On ne présente plus Leif Edling, fondateur et bassiste de Candlemass, intronisé depuis la renaissance du genre tant commerciale que critique, à l'aube des années 2000, comme The master of doom. Ses lignes de basse telluriques sont entrées dans la légende et son écriture, reconnaissable entre mille, source d'orgasmes plombés.
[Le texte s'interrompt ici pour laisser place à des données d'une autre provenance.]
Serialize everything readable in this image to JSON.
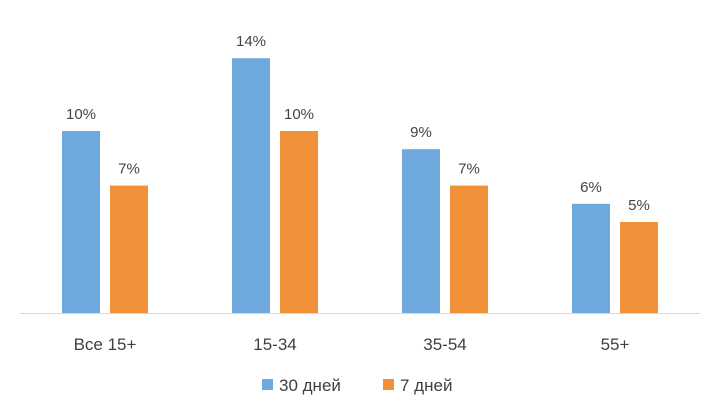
{
  "chart_data": {
    "type": "bar",
    "categories": [
      "Все 15+",
      "15-34",
      "35-54",
      "55+"
    ],
    "series": [
      {
        "name": "30 дней",
        "color": "#6FA8DC",
        "values": [
          10,
          14,
          9,
          6
        ],
        "labels": [
          "10%",
          "14%",
          "9%",
          "6%"
        ]
      },
      {
        "name": "7 дней",
        "color": "#F0913A",
        "values": [
          7,
          10,
          7,
          5
        ],
        "labels": [
          "7%",
          "10%",
          "7%",
          "5%"
        ]
      }
    ],
    "ylim": [
      0,
      15
    ],
    "grid": false,
    "legend": "bottom",
    "title": "",
    "xlabel": "",
    "ylabel": ""
  }
}
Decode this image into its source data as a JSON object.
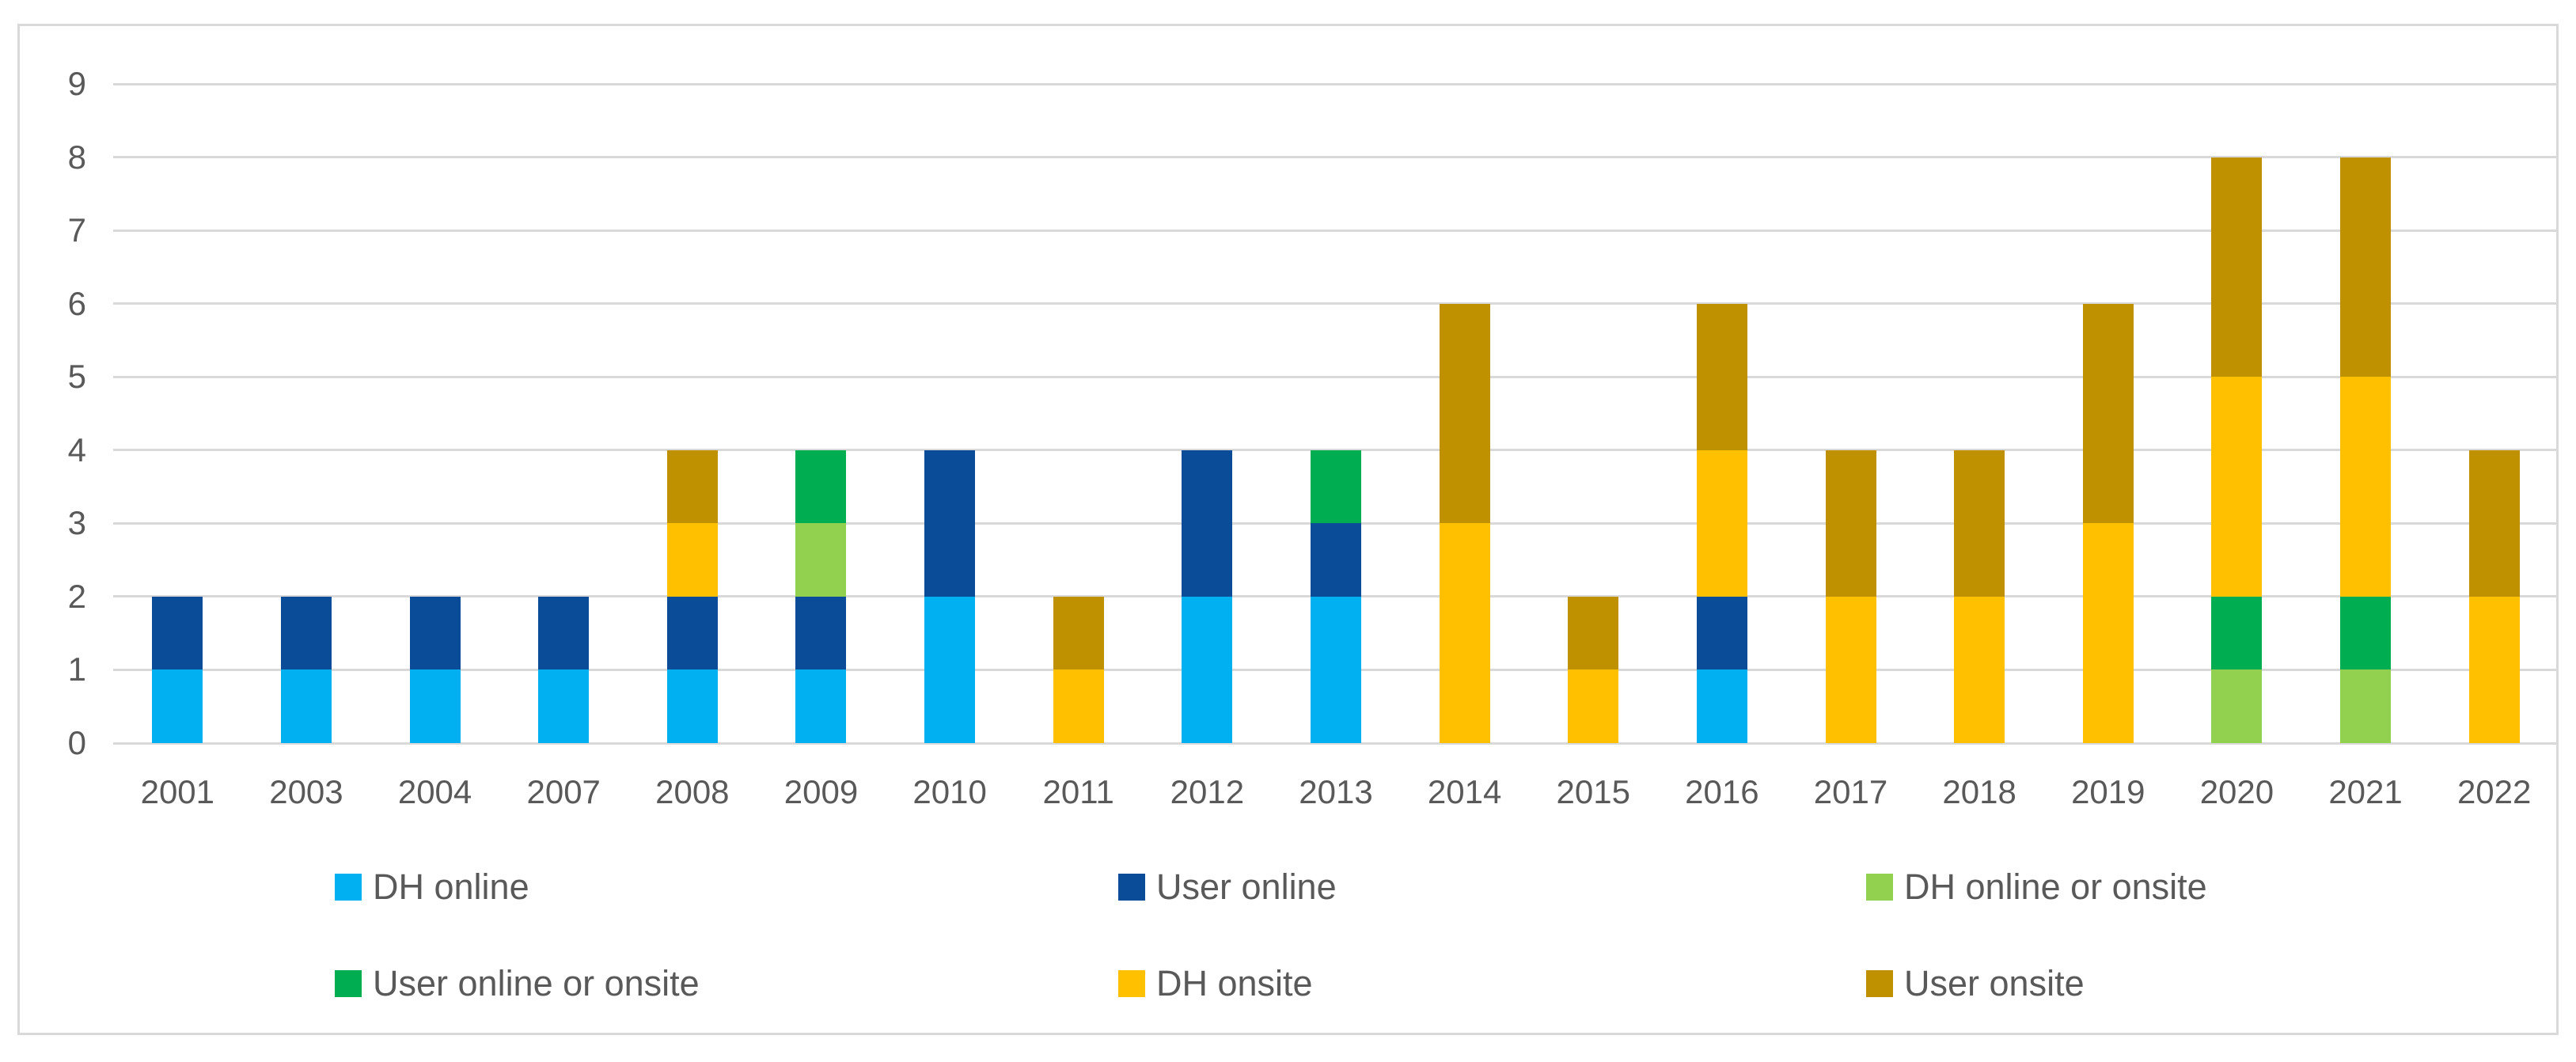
{
  "chart_data": {
    "type": "bar",
    "stacked": true,
    "title": "",
    "xlabel": "",
    "ylabel": "",
    "categories": [
      "2001",
      "2003",
      "2004",
      "2007",
      "2008",
      "2009",
      "2010",
      "2011",
      "2012",
      "2013",
      "2014",
      "2015",
      "2016",
      "2017",
      "2018",
      "2019",
      "2020",
      "2021",
      "2022"
    ],
    "series": [
      {
        "name": "DH online",
        "color": "#00B0F0",
        "values": [
          1,
          1,
          1,
          1,
          1,
          1,
          2,
          0,
          2,
          2,
          0,
          0,
          1,
          0,
          0,
          0,
          0,
          0,
          0
        ]
      },
      {
        "name": "User online",
        "color": "#0A4C97",
        "values": [
          1,
          1,
          1,
          1,
          1,
          1,
          2,
          0,
          2,
          1,
          0,
          0,
          1,
          0,
          0,
          0,
          0,
          0,
          0
        ]
      },
      {
        "name": "DH online or onsite",
        "color": "#92D050",
        "values": [
          0,
          0,
          0,
          0,
          0,
          1,
          0,
          0,
          0,
          0,
          0,
          0,
          0,
          0,
          0,
          0,
          1,
          1,
          0
        ]
      },
      {
        "name": "User online or onsite",
        "color": "#00AD51",
        "values": [
          0,
          0,
          0,
          0,
          0,
          1,
          0,
          0,
          0,
          1,
          0,
          0,
          0,
          0,
          0,
          0,
          1,
          1,
          0
        ]
      },
      {
        "name": "DH onsite",
        "color": "#FFC000",
        "values": [
          0,
          0,
          0,
          0,
          1,
          0,
          0,
          1,
          0,
          0,
          3,
          1,
          2,
          2,
          2,
          3,
          3,
          3,
          2
        ]
      },
      {
        "name": "User onsite",
        "color": "#BF9000",
        "values": [
          0,
          0,
          0,
          0,
          1,
          0,
          0,
          1,
          0,
          0,
          3,
          1,
          2,
          2,
          2,
          3,
          3,
          3,
          2
        ]
      }
    ],
    "ylim": [
      0,
      9
    ],
    "y_ticks": [
      0,
      1,
      2,
      3,
      4,
      5,
      6,
      7,
      8,
      9
    ],
    "grid": true,
    "legend_position": "bottom",
    "legend_rows": [
      [
        "DH online",
        "User online",
        "DH online or onsite"
      ],
      [
        "User online or onsite",
        "DH onsite",
        "User onsite"
      ]
    ]
  },
  "style": {
    "gridline_color": "#D9D9D9",
    "frame_border_color": "#D9D9D9",
    "tick_text_color": "#595959",
    "background_color": "#FFFFFF"
  }
}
L'inspiration dressée toujours aussi fermement ces dernières années l'ont vu multiplier les albums, rarement sous son propre nom ("Songs Of Torment, Songs Of Joy" en 2008), le plus souvent sous différentes bannières. La dernière d'entre elles se nomme The Doomsday Kingdom, projet solitaire démarré en 2015 et devenu un groupe à part entière en recrutant le fidèle guitariste Marcus Jidell (Avatarium), ainsi que le batteur Andreas Johansson (Royal Hunt) et surtout le chanteur de Wolf, Niklas Stålvind, choix de prime abord curieux sinon improbable mais que la nature très heavy de l'entreprise justifie en réalité pleinement.
Entre le retour de Candlemass, qu'on croyait mis en sommeil discographique, certes le temps d'un EP ("Dark Are The Veils Of Death") et le troisième opus de Avatarium, "Hurricanes And Halos", prévu pour le mois de mai, nous pouvions redouter un album trop vite emballé, crainte soulignée par le nom assez convenu de ce nouveau super groupe. Il n'en est rien bien entendu. Même lors des heures les plus obscures de son principal port d'attache, à l'époque de "Dactylis Glomerata" ou "From The 13th Sun", le Suédois n'a jamais déçu et ce n'est donc pas encore cette fois qu'il sera pris en flagrant délit d'anémie créatrice.
Reprenant deux titres issus de sa carte de visite gravée en 2016, 'The Spectre' et l'éponyme 'Never Machine', "The Doosmday Kingdom" porte l'incontestable griffe du maître de cérémonie. Ces compositions forgées dans le marbre, sont du Leif Edling pur jus, dont on retrouve le goût pour les lignes rythmiques épaisses comme des câbles à haute tension ('The Silence'), les touches discrètement progressives et surtout ce chant haut perché qui sonne cette fois-ci plus NWOBHM que jamais.
Si le "Chapter VI" (1992) de Candlemass témoignait déjà, à sa manière, lyrique et mélodique, que le heavy a toujours coulé dans les veines du bassiste, c'est peut-être la première fois que celui-ci s'aventure autant dans cette direction ('Hand Of Hell'). Ceci étant, cet album s'enracine profondément dans un socle doom, à l'image des sismiques 'A Spoonful Of Darkness' et 'The Spectre'. Grâce au jeu flamboyant de Marcus Jidell, aussi à l'aise dans un registre sabbathien que racé et dont les morsures font très mal, à l'image de 'Never Machine' et de 'Silent Kingdom', Edling accouche d'un ensemble aussi efficace que coloré d'ambiances moelleuses , dont seul peut-être le terminal 'The God Particle, s'étirant inutilement sur près de dix minutes, toutefois riches de saveurs progressives, en freine quelque peu l'impact.
Mais c'est vraiment là la (très) relative faiblesse d'un disque imparable, bijou d'un heavy doom aussi puissant qu'évolutif.